『テルマエ・ロマエ』

・ローマ人役の配役は見事。現存の日本人役者のなかからこのローマ顔を選ぶというのが凄い、お見事、喝采

阿部寛 - ルシウス(浴場設計技師)
市村正親- ハドリアヌス(第14代ローマ皇帝
北村一輝-ケイオニウス(次期皇帝候補)
宍戸開-アントニヌス(ハドリアヌスの側近)

・海外でも大受けしたと聞くがホントのところどういう反応だったのだろう。まさか日本人が、まさかアジアの東洋の人間がローマ人を演じ、それも見事に演じ、自分たちの誉であるローマの賢人たちを演じ、それを面白おかしくこんな映画にしてしまうなんて・・・相当に驚いただろうなぁ。信じられないという嬉しさだったんじゃないだろうか。こういう映画、こういう話を撮れる作れる日本人というのは、やはりアジアのなかでも特殊なんだろうな。いい意味で。そしてこういう映画が撮れるようになったということが、それこそ10年20年前とは明らかに日本という国やその国民の意識、感覚が良い方に変わったということなんだろう。

・いわゆる他国、多民族が他の国の人間を描くときはあまりいい描き方をされないというのが大体の傾向で、日本人を外人が描くとおかしなところを強調するような描き方ばかりで、まあ観ていてアホかというか頭に来る部分も多い。『ガンホー』とかもあったな。日本人が中国人を描くときも、まあ昔から大体形は決まっていてちょっと小馬鹿にしたような描き方をしているのが多い。アジア人の西高東低意識。
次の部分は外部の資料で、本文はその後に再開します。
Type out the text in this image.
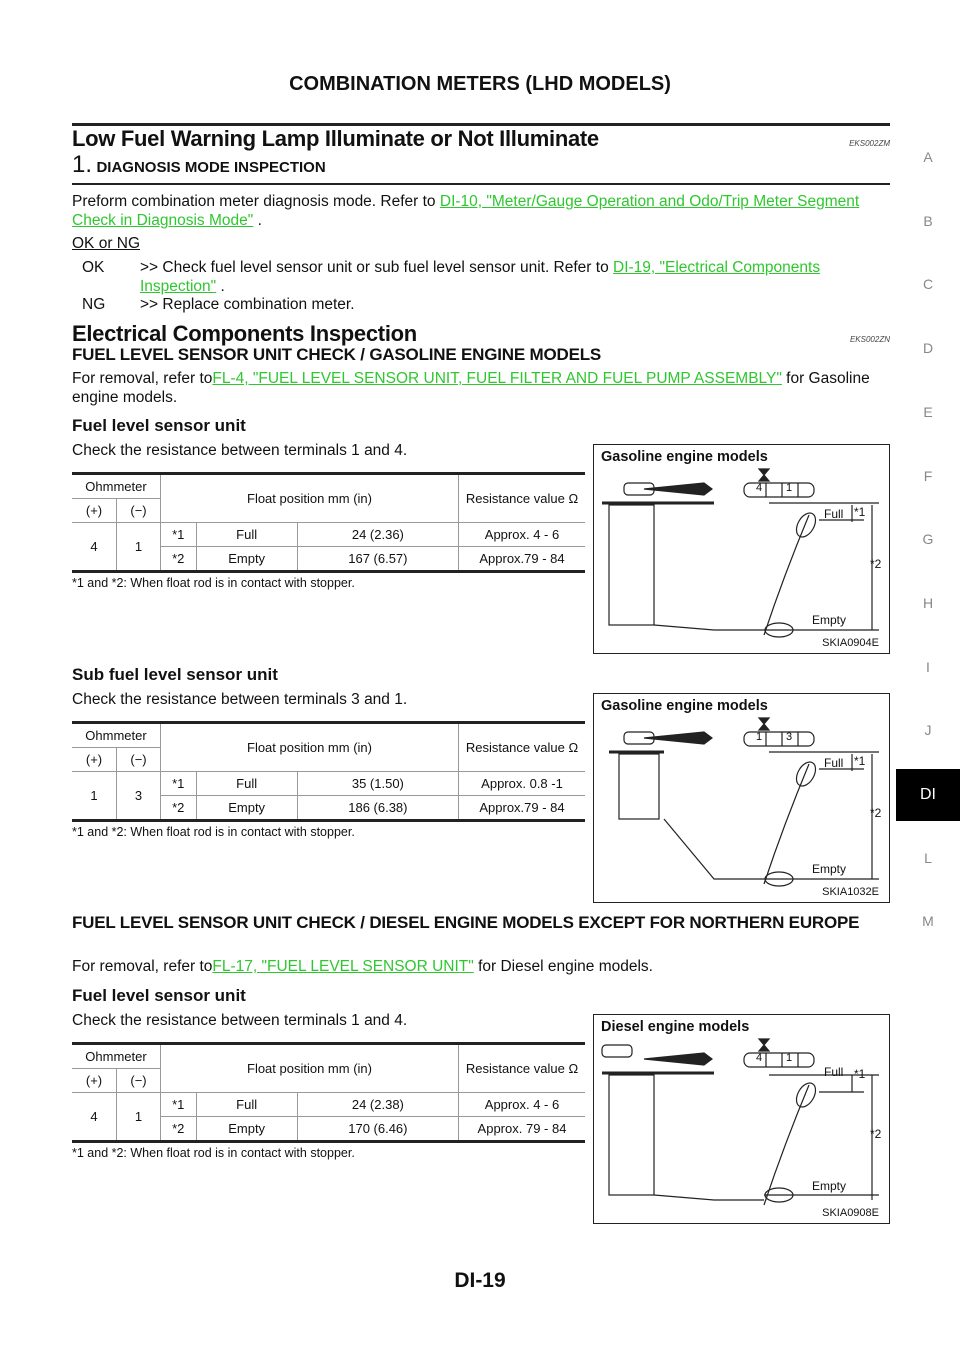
COMBINATION METERS (LHD MODELS)
Low Fuel Warning Lamp Illuminate or Not Illuminate	EKS002ZM
1. DIAGNOSIS MODE INSPECTION
Preform combination meter diagnosis mode. Refer to DI-10, "Meter/Gauge Operation and Odo/Trip Meter Segment Check in Diagnosis Mode" .
OK or NG
OK	>> Check fuel level sensor unit or sub fuel level sensor unit. Refer to DI-19, "Electrical Components Inspection" .
NG	>> Replace combination meter.
Electrical Components Inspection	EKS002ZN
FUEL LEVEL SENSOR UNIT CHECK / GASOLINE ENGINE MODELS
For removal, refer toFL-4, "FUEL LEVEL SENSOR UNIT, FUEL FILTER AND FUEL PUMP ASSEMBLY" for Gasoline engine models.
FUEL LEVEL SENSOR UNIT CHECK / DIESEL ENGINE MODELS EXCEPT FOR NORTHERN EUROPE
For removal, refer toFL-17, "FUEL LEVEL SENSOR UNIT" for Diesel engine models.
Fuel level sensor unit
Check the resistance between terminals 1 and 4.
Ohmmeter		Float position mm (in)			Resistance value Ω
(+)	(−)				
4	1	*1	Full	24 (2.36)	Approx. 4 - 6
		*2	Empty	167 (6.57)	Approx.79 - 84
*1 and *2: When float rod is in contact with stopper.
Gasoline engine models
4 1
Full *1
*2
Empty
SKIA0904E
Sub fuel level sensor unit
Check the resistance between terminals 3 and 1.
Ohmmeter		Float position mm (in)			Resistance value Ω
(+)	(−)				
1	3	*1	Full	35 (1.50)	Approx. 0.8 -1
		*2	Empty	186 (6.38)	Approx.79 - 84
*1 and *2: When float rod is in contact with stopper.
Gasoline engine models
1 3
Full *1
*2
Empty
SKIA1032E
Fuel level sensor unit
Check the resistance between terminals 1 and 4.
Ohmmeter		Float position mm (in)			Resistance value Ω
(+)	(−)				
4	1	*1	Full	24 (2.38)	Approx. 4 - 6
		*2	Empty	170 (6.46)	Approx. 79 - 84
*1 and *2: When float rod is in contact with stopper.
Diesel engine models
4 1
Full *1
*2
Empty
SKIA0908E
A
B
C
D
E
F
G
H
I
J
DI
L
M
DI-19
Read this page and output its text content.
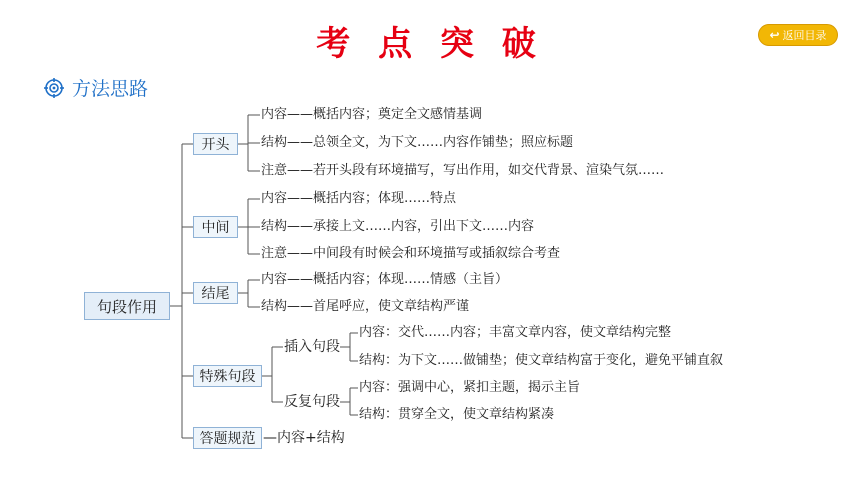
考 点 突 破	↩ 返回目录
方法思路
句段作用
开头
中间
结尾
特殊句段
答题规范 —内容+结构
内容——概括内容；奠定全文感情基调
结构——总领全文，为下文……内容作铺垫；照应标题
注意——若开头段有环境描写，写出作用，如交代背景、渲染气氛……
内容——概括内容；体现……特点
结构——承接上文……内容，引出下文……内容
注意——中间段有时候会和环境描写或插叙综合考查
内容——概括内容；体现……情感（主旨）
结构——首尾呼应，使文章结构严谨
插入句段
反复句段
内容：交代……内容；丰富文章内容，使文章结构完整
结构：为下文……做铺垫；使文章结构富于变化，避免平铺直叙
内容：强调中心，紧扣主题，揭示主旨
结构：贯穿全文，使文章结构紧凑
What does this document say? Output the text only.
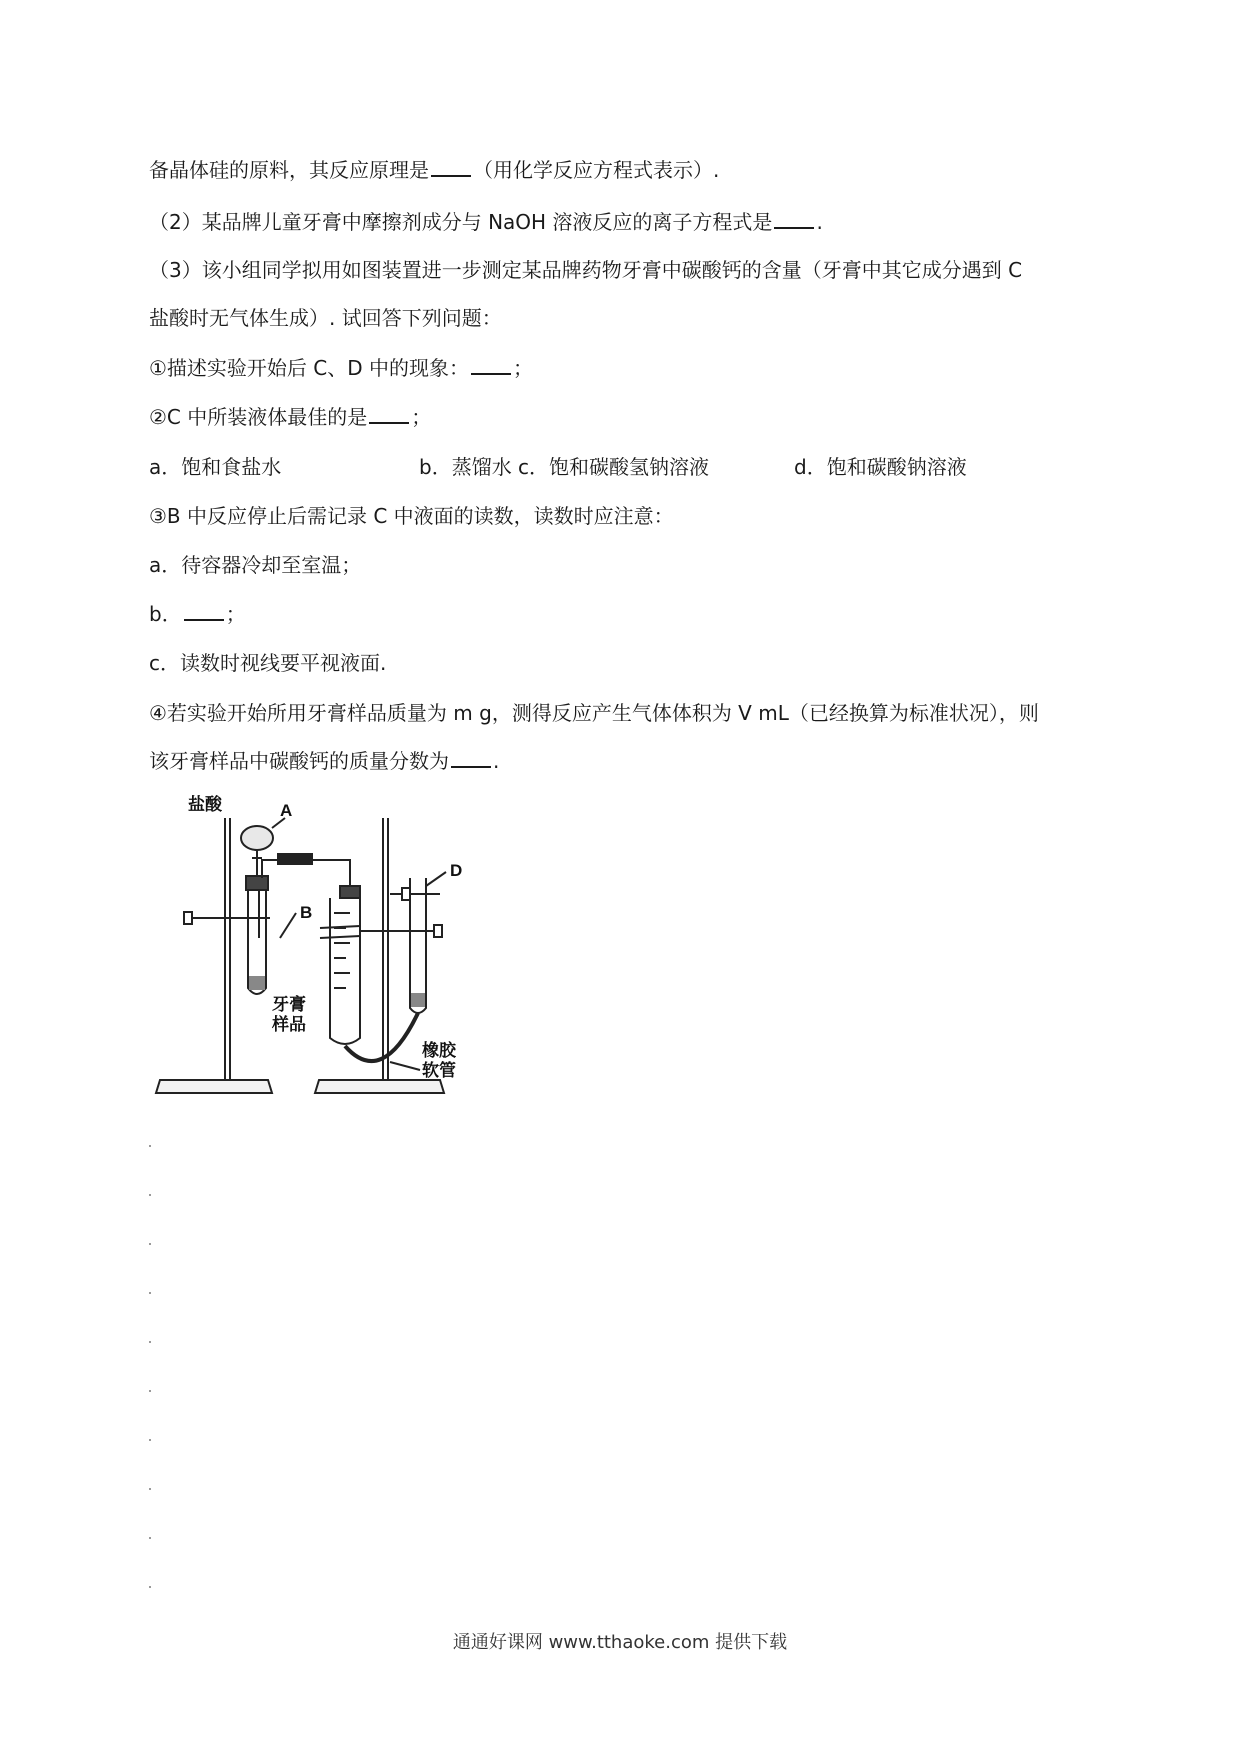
备晶体硅的原料，其反应原理是 （用化学反应方程式表示）.
（2）某品牌儿童牙膏中摩擦剂成分与 NaOH 溶液反应的离子方程式是 .
（3）该小组同学拟用如图装置进一步测定某品牌药物牙膏中碳酸钙的含量（牙膏中其它成分遇到 C
盐酸时无气体生成）. 试回答下列问题：
①描述实验开始后 C、D 中的现象： ；
②C 中所装液体最佳的是 ；
a．饱和食盐水	b．蒸馏水 c．饱和碳酸氢钠溶液	d．饱和碳酸钠溶液
③B 中反应停止后需记录 C 中液面的读数，读数时应注意：
a．待容器冷却至室温；
b． ；
c．读数时视线要平视液面.
④若实验开始所用牙膏样品质量为 m g，测得反应产生气体体积为 V mL（已经换算为标准状况），则
该牙膏样品中碳酸钙的质量分数为 .
盐酸	A
B
D
牙膏
样品
橡胶
软管
通通好课网 www.tthaoke.com 提供下载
世の中の西高東低的歴史感、民族感、国家感なんてものが今までの映画のなかにはなんだかんだ言ってきちっと染み込んでいたわけだし、アジア人自体も自虐的に自分たちを描いたりして、西洋はイイ、アジアはダメだ、なんて感覚があったし、それは舶来品嗜好なんてのにも出ていたし、今だって「これは、海外のどこそこのものなんですよぉ、オホホッホ」「これはブルガリの、ヴィトンの、うんぬんの・・オホホ」なんて物が海外製であれば日本より上なんて意識は十二分に残っているけど、この『テルマエ・ロマエ』はそういう意識なんて全然無くて、感じられなくて、本当にフラットで、エンターティメントの感覚で、変なひねくれた意識や感覚なんてどこにもなしで撮られた新しい感覚の映画だろう。年寄りの感覚や劣等感を持った世代の感覚が全然影響していない、実に自由でのびのびしていて、いい映画だと思うな。

・とても楽しめた。ま、前半の面白いところからすれば、後半はちょっとダレたけれど。